Gold prices gained more than 1% on Friday as the dollar and Treasury yields retreated following comments from Federal Reserve Chair Jerome Powell that signalled an interest rate cut in September.
Spot gold rose 1.2% to $2,512.63 per ounce by 01:44 p.m. ET (1744 GMT), but was off a record high of $2,531.60 hit on Tuesday. U.S. gold futures settled 1.2% higher at $2,546.30.
Powell said “the time has come” for the U.S. central bank to cut interest rates and that inflation was nearing the Fed’s 2% target, offering an explicit endorsement of an imminent policy easing.
The dollar index fell 0.8% against its rivals, while benchmark U.S. 10-year yields also declined following Powell’s speech, making gold more attractive for other currency holders. [USD/][US/]
“Asset markets are reacting well, at least initially, to Powell’s general, but somewhat open-ended comment that it’s time for policy to adjust,” said Tai Wong, a New York-based independent metals trader. “Gold will continue to grind higher ahead of the September Fed meeting and the updated dot plot which will indicate how many likely cuts this year.” Lower U.S. interest rates also generally increase the relative appeal of zero-yield bullion. Gold might be over-positioned to the long end and we could see sell offs and some profit-taking, said Bart Melek, head of commodity strategies at TD Securities.

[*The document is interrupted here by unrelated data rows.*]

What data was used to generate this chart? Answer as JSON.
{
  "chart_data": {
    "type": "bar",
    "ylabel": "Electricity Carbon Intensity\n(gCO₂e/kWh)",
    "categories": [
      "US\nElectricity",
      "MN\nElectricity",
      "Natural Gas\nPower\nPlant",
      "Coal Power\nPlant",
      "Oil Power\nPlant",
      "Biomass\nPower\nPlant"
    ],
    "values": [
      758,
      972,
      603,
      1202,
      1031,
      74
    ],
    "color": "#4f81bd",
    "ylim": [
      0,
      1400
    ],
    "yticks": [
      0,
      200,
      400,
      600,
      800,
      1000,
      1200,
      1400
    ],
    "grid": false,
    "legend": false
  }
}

“But longer term, gold should do well since the Fed is very much picking their game and trying to make sure employment doesn’t weaken anymore and is not worried about inflation.”
Traders are expecting a 59.5% chance of a 25-basis point cut in September, while 40.5% expect a deeper 50-bps reduction.
Silver rose 2.9% to $29.83 per ounce and was up nearly 2.7% for the week.
India’s silver imports are on course to nearly double this year due to rising demand from solar panel and electronics makers, leading importers said.
Platinum gained 1.8% to $961.01 and palladium was up 2.6% at $956.69.